A 2,883-word long Cabinet resolution on setting up this institution calls it a Think Tank of the government or a "directional and policy dynamo,"providing governments at the central and state levels relevant strategic and technical advice." Noted economist Arvind Panagariya (62) will be the vice-chairman in the NITI Ayog.
Prime Minister Narendra Modi had announced in his Independence Day address to the nation that the Planning Commission would be dumped. US-based academic Panagariya is a free market, right wing economist who, over the last two years, has been writing advisories to the BJP about how to run the economy.

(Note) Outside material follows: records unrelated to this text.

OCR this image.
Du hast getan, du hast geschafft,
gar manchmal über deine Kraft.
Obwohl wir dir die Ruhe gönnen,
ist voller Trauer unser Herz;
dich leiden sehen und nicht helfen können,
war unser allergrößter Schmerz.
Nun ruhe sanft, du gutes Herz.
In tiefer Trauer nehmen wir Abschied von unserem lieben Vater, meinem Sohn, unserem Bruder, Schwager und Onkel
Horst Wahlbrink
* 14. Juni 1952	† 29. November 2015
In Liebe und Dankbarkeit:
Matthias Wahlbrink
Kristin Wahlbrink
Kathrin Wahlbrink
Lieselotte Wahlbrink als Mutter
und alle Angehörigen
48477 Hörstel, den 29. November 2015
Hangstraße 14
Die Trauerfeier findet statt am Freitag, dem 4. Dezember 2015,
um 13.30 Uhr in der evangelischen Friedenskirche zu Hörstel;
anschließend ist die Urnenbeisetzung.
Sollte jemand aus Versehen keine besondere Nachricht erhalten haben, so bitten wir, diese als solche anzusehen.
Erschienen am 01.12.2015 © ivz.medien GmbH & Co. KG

He had also openly offered his services and now has been given the job he wanted.

How will NITI differ from Planning Commission?
Unlike the Planning Commission, the new body is for governance across the public and private domains, the Cabinet resolution says. "Everyone has a stake in ensuring good governance and effective delivery of services. Creating Jan Chetna, therefore, becomes crucial for people's initiative. In the past, governance may have been rather narrowly construed as public governance. In today's changed dynamics – with 'public' services often being delivered by 'private' entities, and the greater scope for 'participative citizenry', governance encompasses and involves everyone." The NITI Aayog will also seek to put an end to slow and tardy implementation of policy, by fostering better inter-ministry and better Centre-State coordination.

Will it be Modi's economic bureau?
Yes. Modi took the chief ministers into confidence on December 7 to go ahead with the new institution to strengthen "cooperative federalism" by promoting the concept of "Team India," noting that even then prime minister Manmohan Singh said on April 30 last year that the current structure of the Planning Commission has "no futuristic vision in the post-reform period".

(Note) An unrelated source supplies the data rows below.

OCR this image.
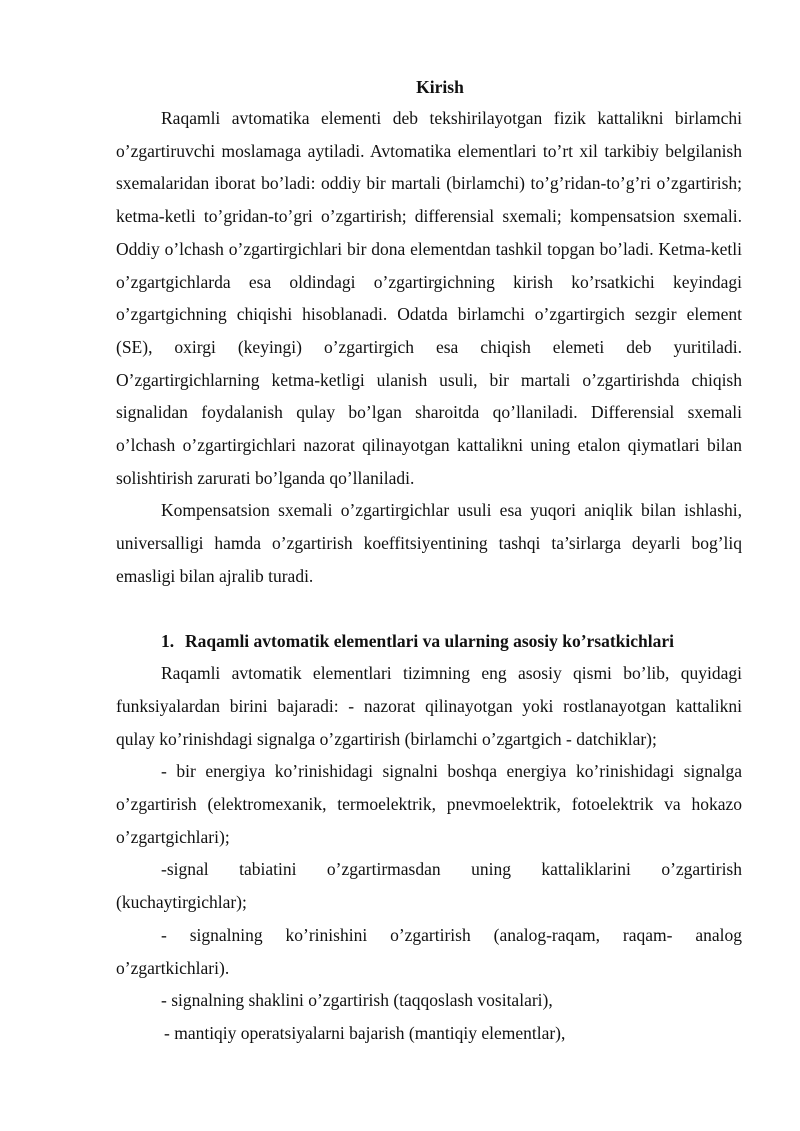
Kirish

Raqamli avtomatika elementi deb tekshirilayotgan fizik kattalikni birlamchi o’zgartiruvchi moslamaga aytiladi. Avtomatika elementlari to’rt xil tarkibiy belgilanish sxemalaridan iborat bo’ladi: oddiy bir martali (birlamchi) to’g’ridan-to’g’ri o’zgartirish; ketma-ketli to’gridan-to’gri o’zgartirish; differensial sxemali; kompensatsion sxemali. Oddiy o’lchash o’zgartirgichlari bir dona elementdan tashkil topgan bo’ladi. Ketma-ketli o’zgartgichlarda esa oldindagi o’zgartirgichning kirish ko’rsatkichi keyindagi o’zgartgichning chiqishi hisoblanadi. Odatda birlamchi o’zgartirgich sezgir element (SE), oxirgi (keyingi) o’zgartirgich esa chiqish elemeti deb yuritiladi. O’zgartirgichlarning ketma-ketligi ulanish usuli, bir martali o’zgartirishda chiqish signalidan foydalanish qulay bo’lgan sharoitda qo’llaniladi. Differensial sxemali o’lchash o’zgartirgichlari nazorat qilinayotgan kattalikni uning etalon qiymatlari bilan solishtirish zarurati bo’lganda qo’llaniladi.

Kompensatsion sxemali o’zgartirgichlar usuli esa yuqori aniqlik bilan ishlashi, universalligi hamda o’zgartirish koeffitsiyentining tashqi ta’sirlarga deyarli bog’liq emasligi bilan ajralib turadi.

1. Raqamli avtomatik elementlari va ularning asosiy ko’rsatkichlari

Raqamli avtomatik elementlari tizimning eng asosiy qismi bo’lib, quyidagi funksiyalardan birini bajaradi: - nazorat qilinayotgan yoki rostlanayotgan kattalikni qulay ko’rinishdagi signalga o’zgartirish (birlamchi o’zgartgich - datchiklar);

- bir energiya ko’rinishidagi signalni boshqa energiya ko’rinishidagi signalga o’zgartirish (elektromexanik, termoelektrik, pnevmoelektrik, fotoelektrik va hokazo o’zgartgichlari);

-signal tabiatini o’zgartirmasdan uning kattaliklarini o’zgartirish (kuchaytirgichlar);

- signalning ko’rinishini o’zgartirish (analog-raqam, raqam- analog o’zgartkichlari).

- signalning shaklini o’zgartirish (taqqoslash vositalari),

- mantiqiy operatsiyalarni bajarish (mantiqiy elementlar),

What else does the resolution say?
The Cabinet resolution, which provides the ideological framework, invokes Mahatma Gandhi on constant development in life, BJP ideologue late Deen Dayal Upadhyaya for uplifting the downtrodden, Swami Vivekananda, Constitution's architect Dr Ambedkar and Tamil poet and philosopher Thiruvalluvar, to let the NITI Ayog act as the "pillars" that provide a "Bharatiya approach to development." It prescribes 13 objectives on which the NITI Ayog has to remain focussed.



Will NITI devolve more powers to states?
The new body will allow state governments to determine the architecture of economic growth and development, the resolution says: "The one-size-fits-all approach, often inherent in central planning, has the potential to create needless tensions and undermining the harmony needed for national effort. The resolution quotes Dr Ambedkar that it is "unreasonable to centralise powers where central control and uniformity is not clearly essential or is impracticable."The Planning Commission was unpopular with chief ministers as it engaged in promotion of Centre-to-state one-way flow of policy.."

How is it structured?
The structure will be the same as the Planning Commission with the Prime Minister remaining its chairperson, but the difference lies in its governing council comprising chief ministers of all states and lieutenant governors of Union territories and fixed-tenure regional councils to address specific issues, affecting more than one state or region.

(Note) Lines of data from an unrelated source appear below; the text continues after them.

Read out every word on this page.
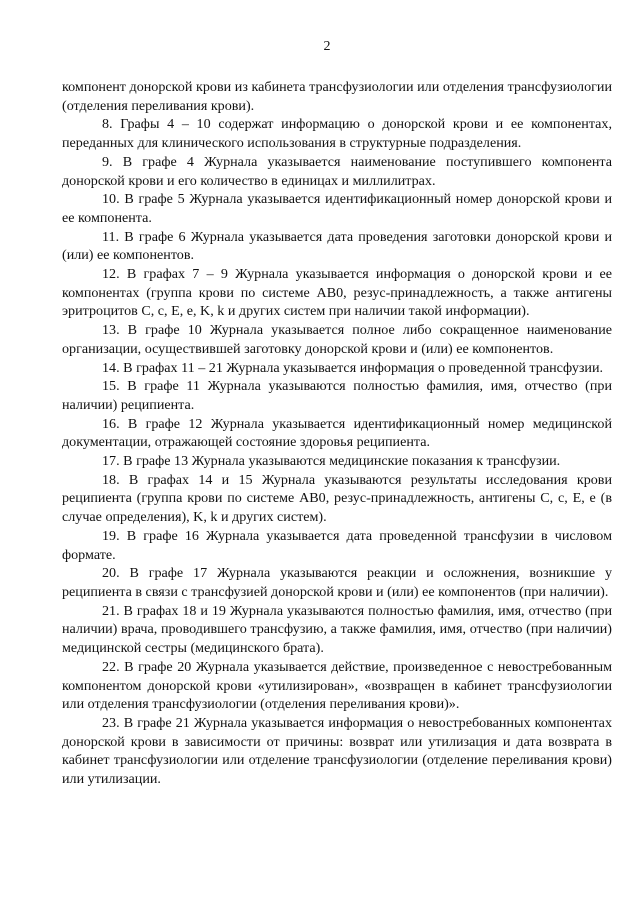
2

компонент донорской крови из кабинета трансфузиологии или отделения трансфузиологии (отделения переливания крови).

8. Графы 4 – 10 содержат информацию о донорской крови и ее компонентах, переданных для клинического использования в структурные подразделения.

9. В графе 4 Журнала указывается наименование поступившего компонента донорской крови и его количество в единицах и миллилитрах.

10. В графе 5 Журнала указывается идентификационный номер донорской крови и ее компонента.

11. В графе 6 Журнала указывается дата проведения заготовки донорской крови и (или) ее компонентов.

12. В графах 7 – 9 Журнала указывается информация о донорской крови и ее компонентах (группа крови по системе АВ0, резус-принадлежность, а также антигены эритроцитов C, c, E, e, K, k и других систем при наличии такой информации).

13. В графе 10 Журнала указывается полное либо сокращенное наименование организации, осуществившей заготовку донорской крови и (или) ее компонентов.

14. В графах 11 – 21 Журнала указывается информация о проведенной трансфузии.

15. В графе 11 Журнала указываются полностью фамилия, имя, отчество (при наличии) реципиента.

16. В графе 12 Журнала указывается идентификационный номер медицинской документации, отражающей состояние здоровья реципиента.

17. В графе 13 Журнала указываются медицинские показания к трансфузии.

18. В графах 14 и 15 Журнала указываются результаты исследования крови реципиента (группа крови по системе АВ0, резус-принадлежность, антигены C, c, E, e (в случае определения), K, k и других систем).

19. В графе 16 Журнала указывается дата проведенной трансфузии в числовом формате.

20. В графе 17 Журнала указываются реакции и осложнения, возникшие у реципиента в связи с трансфузией донорской крови и (или) ее компонентов (при наличии).

21. В графах 18 и 19 Журнала указываются полностью фамилия, имя, отчество (при наличии) врача, проводившего трансфузию, а также фамилия, имя, отчество (при наличии) медицинской сестры (медицинского брата).

22. В графе 20 Журнала указывается действие, произведенное с невостребованным компонентом донорской крови «утилизирован», «возвращен в кабинет трансфузиологии или отделения трансфузиологии (отделения переливания крови)».

23. В графе 21 Журнала указывается информация о невостребованных компонентах донорской крови в зависимости от причины: возврат или утилизация и дата возврата в кабинет трансфузиологии или отделение трансфузиологии (отделение переливания крови) или утилизации.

How will members be nominated?
The new institution leaves scope for the PM to nominate experts, specialists and practitioners with relevant domain knowledge as special invitees. The members of the new body will include PM as the chairperson, his nominee as the vice-chairperson, full-time members, rotational part-time members, four Union ministers as ex-officio members, a chief executive officer for a fixed tenure in the rank of the secretary to the Centre and the usual secretariat.